Since bottoming in 2012, U.S. home values have risen by more than 25% on average, and popped by nearly 14% during 2013 alone.
Sure, existing home sales have picked up recently, but don't read too much into that data. Home sales are very seasonal, with about half of all sales taking place in the summer months, according to realtor.com. So, it's to be expected that existing home sales will rise during the summer; the most recent data says existing home sales rose by 2.4% from June to July.
However, a more telling statistic is the year-over-year change, and sales are indeed down by 4.3% from last July's levels. Also, the inventory of homes on the market is up 5.8% year over year to its highest level in almost two years.
So, why are builders so optimistic?
Despite the downward revisions in the forecast, home builders are surprisingly confident. In fact, the most recent data shows they are the most confident they've been so far this year.
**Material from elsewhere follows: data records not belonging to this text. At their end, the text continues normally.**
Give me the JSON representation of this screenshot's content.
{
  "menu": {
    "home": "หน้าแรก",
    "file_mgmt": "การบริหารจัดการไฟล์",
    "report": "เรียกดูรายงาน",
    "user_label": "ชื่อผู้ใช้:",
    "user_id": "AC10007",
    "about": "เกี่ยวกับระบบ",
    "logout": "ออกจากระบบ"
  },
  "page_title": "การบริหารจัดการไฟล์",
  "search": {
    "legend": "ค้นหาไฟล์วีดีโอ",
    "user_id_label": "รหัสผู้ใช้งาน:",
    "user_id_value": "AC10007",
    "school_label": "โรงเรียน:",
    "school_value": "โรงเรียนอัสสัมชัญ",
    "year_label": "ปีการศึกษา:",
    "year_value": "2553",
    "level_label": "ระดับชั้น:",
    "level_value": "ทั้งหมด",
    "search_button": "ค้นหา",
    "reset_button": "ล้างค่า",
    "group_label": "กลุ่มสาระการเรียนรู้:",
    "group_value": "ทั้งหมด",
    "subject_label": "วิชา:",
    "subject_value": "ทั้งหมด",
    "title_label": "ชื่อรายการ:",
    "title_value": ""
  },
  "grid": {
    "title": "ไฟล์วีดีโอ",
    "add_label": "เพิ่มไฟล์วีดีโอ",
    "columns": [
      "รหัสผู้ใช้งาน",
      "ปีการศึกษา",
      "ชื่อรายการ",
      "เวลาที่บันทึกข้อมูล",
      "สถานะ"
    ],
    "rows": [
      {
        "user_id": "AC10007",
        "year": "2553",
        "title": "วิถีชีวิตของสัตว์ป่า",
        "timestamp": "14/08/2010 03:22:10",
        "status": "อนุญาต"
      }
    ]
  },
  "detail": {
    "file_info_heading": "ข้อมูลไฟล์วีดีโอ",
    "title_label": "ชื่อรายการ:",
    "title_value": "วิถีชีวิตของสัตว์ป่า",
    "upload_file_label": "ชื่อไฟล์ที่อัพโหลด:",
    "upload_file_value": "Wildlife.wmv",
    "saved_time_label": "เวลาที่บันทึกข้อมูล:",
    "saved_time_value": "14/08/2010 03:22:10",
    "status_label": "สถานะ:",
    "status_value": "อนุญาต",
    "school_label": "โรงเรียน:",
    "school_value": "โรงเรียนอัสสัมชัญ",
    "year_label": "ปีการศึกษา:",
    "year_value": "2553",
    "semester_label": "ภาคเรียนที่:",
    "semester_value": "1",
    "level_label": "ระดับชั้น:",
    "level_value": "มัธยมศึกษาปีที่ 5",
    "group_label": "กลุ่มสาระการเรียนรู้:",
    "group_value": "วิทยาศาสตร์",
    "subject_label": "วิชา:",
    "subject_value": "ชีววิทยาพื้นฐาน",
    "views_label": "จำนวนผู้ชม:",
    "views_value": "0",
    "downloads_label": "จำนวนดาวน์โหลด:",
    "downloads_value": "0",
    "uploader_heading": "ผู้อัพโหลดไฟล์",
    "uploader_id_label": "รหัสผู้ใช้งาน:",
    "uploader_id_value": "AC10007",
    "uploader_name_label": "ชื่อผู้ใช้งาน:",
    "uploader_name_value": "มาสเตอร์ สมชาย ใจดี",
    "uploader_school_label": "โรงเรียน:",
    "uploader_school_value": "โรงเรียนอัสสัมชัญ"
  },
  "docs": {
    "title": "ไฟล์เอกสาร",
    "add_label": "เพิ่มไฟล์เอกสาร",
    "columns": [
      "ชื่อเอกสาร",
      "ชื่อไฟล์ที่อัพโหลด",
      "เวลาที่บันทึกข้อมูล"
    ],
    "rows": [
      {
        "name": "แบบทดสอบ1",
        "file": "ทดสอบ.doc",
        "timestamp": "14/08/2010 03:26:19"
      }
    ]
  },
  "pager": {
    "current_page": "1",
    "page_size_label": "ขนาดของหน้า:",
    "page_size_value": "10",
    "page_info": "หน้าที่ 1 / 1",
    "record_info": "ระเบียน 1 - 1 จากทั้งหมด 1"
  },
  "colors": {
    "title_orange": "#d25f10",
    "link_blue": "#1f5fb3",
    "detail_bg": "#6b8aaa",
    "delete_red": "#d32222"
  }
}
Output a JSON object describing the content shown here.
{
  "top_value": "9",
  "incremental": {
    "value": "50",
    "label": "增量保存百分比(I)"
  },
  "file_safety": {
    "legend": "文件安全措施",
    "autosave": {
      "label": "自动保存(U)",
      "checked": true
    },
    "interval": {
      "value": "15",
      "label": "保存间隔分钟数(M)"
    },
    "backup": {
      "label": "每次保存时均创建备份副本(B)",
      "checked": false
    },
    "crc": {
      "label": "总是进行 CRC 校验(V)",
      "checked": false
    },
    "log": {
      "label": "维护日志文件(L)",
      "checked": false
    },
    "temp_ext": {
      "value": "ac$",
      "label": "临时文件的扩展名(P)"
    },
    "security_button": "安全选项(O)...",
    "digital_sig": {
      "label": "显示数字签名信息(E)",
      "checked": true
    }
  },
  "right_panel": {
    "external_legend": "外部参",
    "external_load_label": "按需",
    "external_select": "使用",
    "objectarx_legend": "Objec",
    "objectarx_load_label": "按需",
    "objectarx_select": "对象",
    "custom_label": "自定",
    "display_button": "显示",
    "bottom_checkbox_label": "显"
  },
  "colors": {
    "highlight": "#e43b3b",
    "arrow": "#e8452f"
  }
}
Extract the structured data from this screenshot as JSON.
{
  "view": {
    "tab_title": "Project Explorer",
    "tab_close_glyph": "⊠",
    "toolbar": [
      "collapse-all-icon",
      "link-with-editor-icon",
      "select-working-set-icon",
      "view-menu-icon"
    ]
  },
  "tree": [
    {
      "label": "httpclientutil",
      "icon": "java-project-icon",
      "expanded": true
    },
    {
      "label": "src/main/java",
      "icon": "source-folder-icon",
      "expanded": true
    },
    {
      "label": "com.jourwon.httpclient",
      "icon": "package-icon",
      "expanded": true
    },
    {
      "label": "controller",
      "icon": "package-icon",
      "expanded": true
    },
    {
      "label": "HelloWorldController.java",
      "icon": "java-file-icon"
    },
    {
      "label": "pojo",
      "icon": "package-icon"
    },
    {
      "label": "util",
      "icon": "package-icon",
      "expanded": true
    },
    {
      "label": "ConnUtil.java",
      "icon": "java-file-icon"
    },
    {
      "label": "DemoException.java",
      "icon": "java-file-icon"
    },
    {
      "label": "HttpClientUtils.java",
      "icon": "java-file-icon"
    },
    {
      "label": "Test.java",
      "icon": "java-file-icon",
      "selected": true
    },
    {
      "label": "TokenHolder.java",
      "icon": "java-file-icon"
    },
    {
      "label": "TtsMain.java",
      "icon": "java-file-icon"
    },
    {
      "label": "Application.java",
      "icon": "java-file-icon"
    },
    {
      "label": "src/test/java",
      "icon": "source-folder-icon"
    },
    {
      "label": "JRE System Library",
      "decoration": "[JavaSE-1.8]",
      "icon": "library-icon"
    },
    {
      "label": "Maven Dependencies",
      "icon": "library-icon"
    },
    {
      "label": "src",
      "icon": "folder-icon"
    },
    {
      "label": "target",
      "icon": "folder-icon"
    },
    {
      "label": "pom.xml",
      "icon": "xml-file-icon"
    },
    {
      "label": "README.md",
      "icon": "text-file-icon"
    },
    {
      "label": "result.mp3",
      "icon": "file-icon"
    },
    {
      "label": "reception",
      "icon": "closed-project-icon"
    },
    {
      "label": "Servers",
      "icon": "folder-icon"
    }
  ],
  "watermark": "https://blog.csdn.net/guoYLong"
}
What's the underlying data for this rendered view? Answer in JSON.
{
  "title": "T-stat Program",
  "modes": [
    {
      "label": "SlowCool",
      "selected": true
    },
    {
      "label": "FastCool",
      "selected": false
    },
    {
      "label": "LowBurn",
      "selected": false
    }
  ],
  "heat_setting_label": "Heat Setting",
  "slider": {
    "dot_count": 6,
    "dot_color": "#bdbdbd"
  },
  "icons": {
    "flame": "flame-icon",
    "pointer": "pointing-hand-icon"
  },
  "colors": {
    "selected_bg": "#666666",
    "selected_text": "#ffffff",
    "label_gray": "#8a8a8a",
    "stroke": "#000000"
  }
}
They seem to believe that low mortgage rates and job growth will lead to strong sales and higher prices over the coming months. Some builders are even reporting a noticeable increase in the number of serious buyers coming into the market.
However, the builders still have to contend with the higher prices and the potential of rising mortgage rates. Plus, the very tight credit standards right now could make it tough for a lot of "serious buyers" to obtain a mortgage.
The laws of supply and demand could make a big impact
My natural instinct is to say that rising inventories combined with lower projected home sales could cause a dip in U.S. home values. This is especially true if confident home builders continue to add even more homes to the market.
Basic laws of supply and demand say that when you provide more inventory of a product than people are willing to buy, prices will go down until the market reaches equilibrium. And at the current pace of sales, it would take a half month longer to sell the inventory that's currently on the market.
While prospective buyers certainly wouldn't mind if home prices came back down, it could be rough for the economic recovery. Because homes have regained so much of their lost value, many homebuyers once again have positive equity in their homes. And if prices were to decline, millions of U.S. homeowners could once again find themselves underwater, which would be a very bad thing.
What negative equity does is eliminates options. If you owe more than your home is worth, you can't sell it unless you want to come out of pocket to make up the difference. And, when times get tough, homeowners with equity in their homes are more likely to do anything they can to make their payments and keep their home. Being underwater can make letting the home go into foreclosure seem like a better option.
With inventory already high, the market doesn't need a new influx of foreclosures, nor does it need a lot more people to be "stuck" in their homes at a time when the market could really use more buyers. If prices begin to drop, this could start a dangerous cycle of price drops.